My Mum sadly passed away a few years ago but what you describe is very familiar!
I loved her to bits but still got grumpy with her, often it seemed more so after a period when she'd been unwell and I had been especially patient and/or worried.
We are all only human and do get tired and fractious - I think that it can be a very normal reaction to stress.
Your Mum will probably be better and less confused when back in her own home. Keep an eye on the memory though - interventions and support are much more effective if you can get them in place before it gets too bad.

Icequeen01 · 25/10/2022 23:59

Beamur · 25/10/2022 23:43

My Mum sadly passed away a few years ago but what you describe is very familiar!
I loved her to bits but still got grumpy with her, often it seemed more so after a period when she'd been unwell and I had been especially patient and/or worried.
We are all only human and do get tired and fractious - I think that it can be a very normal reaction to stress.
Your Mum will probably be better and less confused when back in her own home. Keep an eye on the memory though - interventions and support are much more effective if you can get them in place before it gets too bad.

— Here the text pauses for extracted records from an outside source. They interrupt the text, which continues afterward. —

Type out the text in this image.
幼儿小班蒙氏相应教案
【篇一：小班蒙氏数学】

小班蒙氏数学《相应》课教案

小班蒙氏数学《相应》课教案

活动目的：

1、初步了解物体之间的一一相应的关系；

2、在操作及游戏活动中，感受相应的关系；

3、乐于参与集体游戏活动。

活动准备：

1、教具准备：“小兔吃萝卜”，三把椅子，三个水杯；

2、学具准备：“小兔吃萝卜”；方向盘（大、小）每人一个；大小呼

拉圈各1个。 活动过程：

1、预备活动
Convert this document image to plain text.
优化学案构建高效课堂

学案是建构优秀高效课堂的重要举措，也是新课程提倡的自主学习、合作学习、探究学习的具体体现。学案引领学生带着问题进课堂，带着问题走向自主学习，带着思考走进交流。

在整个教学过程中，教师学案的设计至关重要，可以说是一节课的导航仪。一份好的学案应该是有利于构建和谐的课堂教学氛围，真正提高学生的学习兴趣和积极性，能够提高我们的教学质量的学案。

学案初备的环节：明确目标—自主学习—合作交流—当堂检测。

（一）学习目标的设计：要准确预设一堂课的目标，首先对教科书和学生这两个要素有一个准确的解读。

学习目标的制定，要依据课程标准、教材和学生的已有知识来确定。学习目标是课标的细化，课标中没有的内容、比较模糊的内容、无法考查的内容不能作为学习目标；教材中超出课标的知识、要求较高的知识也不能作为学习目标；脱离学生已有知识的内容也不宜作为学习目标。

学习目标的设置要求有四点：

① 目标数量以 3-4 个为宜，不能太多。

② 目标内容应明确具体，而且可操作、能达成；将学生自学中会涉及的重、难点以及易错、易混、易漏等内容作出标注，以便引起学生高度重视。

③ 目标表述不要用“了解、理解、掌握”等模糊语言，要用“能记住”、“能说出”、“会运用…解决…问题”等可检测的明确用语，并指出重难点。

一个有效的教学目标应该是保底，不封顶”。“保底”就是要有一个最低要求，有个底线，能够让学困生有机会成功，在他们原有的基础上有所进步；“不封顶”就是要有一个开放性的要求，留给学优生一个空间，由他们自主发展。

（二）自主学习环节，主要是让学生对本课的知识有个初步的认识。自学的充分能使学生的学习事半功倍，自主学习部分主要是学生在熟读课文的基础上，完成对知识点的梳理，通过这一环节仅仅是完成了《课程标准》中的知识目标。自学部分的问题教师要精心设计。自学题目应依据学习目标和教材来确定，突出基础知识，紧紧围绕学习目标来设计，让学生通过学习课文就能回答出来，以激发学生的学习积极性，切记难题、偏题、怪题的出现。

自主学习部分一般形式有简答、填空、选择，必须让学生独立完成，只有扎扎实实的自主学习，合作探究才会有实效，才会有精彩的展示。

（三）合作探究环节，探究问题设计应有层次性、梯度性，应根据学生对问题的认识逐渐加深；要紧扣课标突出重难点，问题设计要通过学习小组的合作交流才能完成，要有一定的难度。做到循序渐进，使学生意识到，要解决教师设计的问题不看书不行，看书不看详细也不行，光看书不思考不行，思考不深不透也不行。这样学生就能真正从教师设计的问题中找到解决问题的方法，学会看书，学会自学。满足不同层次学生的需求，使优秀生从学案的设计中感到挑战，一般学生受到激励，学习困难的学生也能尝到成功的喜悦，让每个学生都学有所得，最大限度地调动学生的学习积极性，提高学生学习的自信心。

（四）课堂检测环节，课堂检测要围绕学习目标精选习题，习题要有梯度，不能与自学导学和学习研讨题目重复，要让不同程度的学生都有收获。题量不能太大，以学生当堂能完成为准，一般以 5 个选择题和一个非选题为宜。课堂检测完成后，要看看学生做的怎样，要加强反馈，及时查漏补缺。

I'm so sorry you have lost your mum 😢

I do think she will be less confused once she is back in her own home. I think I'm just knackered to be honest. It's been a long and stressful road and I wasn't feeling well last week so I think that's why my patience hasn't been what it should be.

I most certainly will be keeping an eye on her memory issues. It caused us a few problems when she was in hospital. We do have a PoA in place but of course couldn't use that as she is still very much with it and able to make her own decisions.